About as many, 51 percent, think the 120-day ban on all refugees from entering the U.S. “went too far,” and 48 percent feel that way about the 90-day ban on citizens from seven mostly Muslim countries.
Twelve percent overall, and 25 percent of Trump voters, think the travel ban on the seven countries “didn’t go far enough.”
Trump’s Jan. 27 executive order has been halted in federal court. The administration has not yet said what steps it will take next to try to implement the policy.
The poll asked voters to choose between two descriptions of the executive order: 56 percent think it’s better described as a “restriction on people entering the United States from known terrorist hot spots.” Some 37 percent say “a Muslim ban” is more accurate.
Meanwhile, by a 42-33 percent margin, voters think the travel ban makes the United States safer rather than less safe. About one-quarter say it doesn’t make much difference (24 percent).

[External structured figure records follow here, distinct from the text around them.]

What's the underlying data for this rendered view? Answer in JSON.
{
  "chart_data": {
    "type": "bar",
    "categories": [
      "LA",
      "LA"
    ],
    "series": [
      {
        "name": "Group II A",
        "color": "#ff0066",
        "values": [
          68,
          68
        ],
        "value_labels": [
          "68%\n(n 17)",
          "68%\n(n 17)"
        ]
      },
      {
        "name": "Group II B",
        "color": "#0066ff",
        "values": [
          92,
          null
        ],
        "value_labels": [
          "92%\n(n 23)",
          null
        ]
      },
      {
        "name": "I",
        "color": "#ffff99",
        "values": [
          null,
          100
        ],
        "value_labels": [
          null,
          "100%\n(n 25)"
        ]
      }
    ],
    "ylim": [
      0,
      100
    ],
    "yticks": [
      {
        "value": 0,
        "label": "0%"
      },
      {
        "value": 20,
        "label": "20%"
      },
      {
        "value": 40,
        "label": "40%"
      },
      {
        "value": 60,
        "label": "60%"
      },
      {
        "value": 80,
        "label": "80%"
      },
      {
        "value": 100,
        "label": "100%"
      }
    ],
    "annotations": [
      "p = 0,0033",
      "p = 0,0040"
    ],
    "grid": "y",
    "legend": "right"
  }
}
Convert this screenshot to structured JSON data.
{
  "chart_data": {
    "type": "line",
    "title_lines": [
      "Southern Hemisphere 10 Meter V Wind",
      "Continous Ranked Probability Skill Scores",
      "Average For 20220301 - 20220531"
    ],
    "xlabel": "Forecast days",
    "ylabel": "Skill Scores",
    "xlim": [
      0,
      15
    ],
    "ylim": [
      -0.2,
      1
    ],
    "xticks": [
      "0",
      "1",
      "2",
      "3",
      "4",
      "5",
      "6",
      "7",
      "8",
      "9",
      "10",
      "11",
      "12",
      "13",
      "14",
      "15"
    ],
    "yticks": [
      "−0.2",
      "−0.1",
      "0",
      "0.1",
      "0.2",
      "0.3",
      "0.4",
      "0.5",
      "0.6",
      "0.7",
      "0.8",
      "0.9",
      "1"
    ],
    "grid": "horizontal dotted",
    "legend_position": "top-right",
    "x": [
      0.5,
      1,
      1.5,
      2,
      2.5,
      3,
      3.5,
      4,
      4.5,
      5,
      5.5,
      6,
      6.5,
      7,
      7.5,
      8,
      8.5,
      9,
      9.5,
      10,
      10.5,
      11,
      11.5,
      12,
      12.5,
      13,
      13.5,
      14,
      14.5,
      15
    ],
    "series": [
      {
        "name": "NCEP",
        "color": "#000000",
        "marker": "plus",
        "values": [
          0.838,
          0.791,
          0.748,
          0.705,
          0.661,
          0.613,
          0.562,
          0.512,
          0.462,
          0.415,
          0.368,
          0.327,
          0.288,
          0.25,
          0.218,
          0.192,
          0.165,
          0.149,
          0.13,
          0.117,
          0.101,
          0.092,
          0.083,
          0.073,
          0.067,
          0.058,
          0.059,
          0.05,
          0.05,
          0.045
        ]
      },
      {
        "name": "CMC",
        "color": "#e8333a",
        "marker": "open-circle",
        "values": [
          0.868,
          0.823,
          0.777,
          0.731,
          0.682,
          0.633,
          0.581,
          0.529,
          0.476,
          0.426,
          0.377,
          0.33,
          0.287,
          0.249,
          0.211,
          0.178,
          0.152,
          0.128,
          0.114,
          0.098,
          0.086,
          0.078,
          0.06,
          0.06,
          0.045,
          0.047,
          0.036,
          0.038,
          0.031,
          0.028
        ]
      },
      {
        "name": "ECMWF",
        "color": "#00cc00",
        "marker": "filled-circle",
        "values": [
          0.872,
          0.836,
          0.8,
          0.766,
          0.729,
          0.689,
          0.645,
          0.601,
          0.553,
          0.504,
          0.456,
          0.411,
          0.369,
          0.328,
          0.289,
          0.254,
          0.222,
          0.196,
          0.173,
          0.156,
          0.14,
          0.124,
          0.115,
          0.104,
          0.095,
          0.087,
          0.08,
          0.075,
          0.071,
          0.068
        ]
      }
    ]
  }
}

Donald Trump voters are more likely to say the ban makes the country safer by an 81-point margin (84-3 percent), and fully 92 percent of them approve of the overall travel ban.
Only seven percent of those who supported Hillary Clinton approve of the ban, and they think it makes the country “less safe” by a 55-point margin (62-7 percent).
President Trump spoke about the depletion of the U.S. military in his inaugural address. Voters agree.
The poll finds that 58 percent think the military is “stretched too thin,” and a 45-percent plurality feels it is underfunded. Twenty-five percent think the federal government spends too much on the military, while another 25 percent think it spends the right amount.
In addition, voters are nearly three times as likely to say the military has gotten weaker rather than stronger over the last eight years (41 vs. 15 percent). Among veterans, 56 percent say it has gotten weaker.
The partisan divide is wide. Republicans (77 percent) are nearly twice as likely Democrats (40 percent) to say the military is stretched too thin, and more than nine times as likely to think it has gotten weaker over the last eight years (74 percent and 8 percent respectively). And on funding priorities, 66 percent of Republicans think the government spends too little on the military, while just 25 percent of Democrats say the same.
The Fox News poll is based on landline and cellphone interviews with 1,013 randomly chosen registered voters nationwide and was conducted under the joint direction of Anderson Robbins Research (D) and Shaw & Company Research (R) from February 11-13, 2017. The poll has a margin of sampling error of plus or minus three percentage points for all registered voters.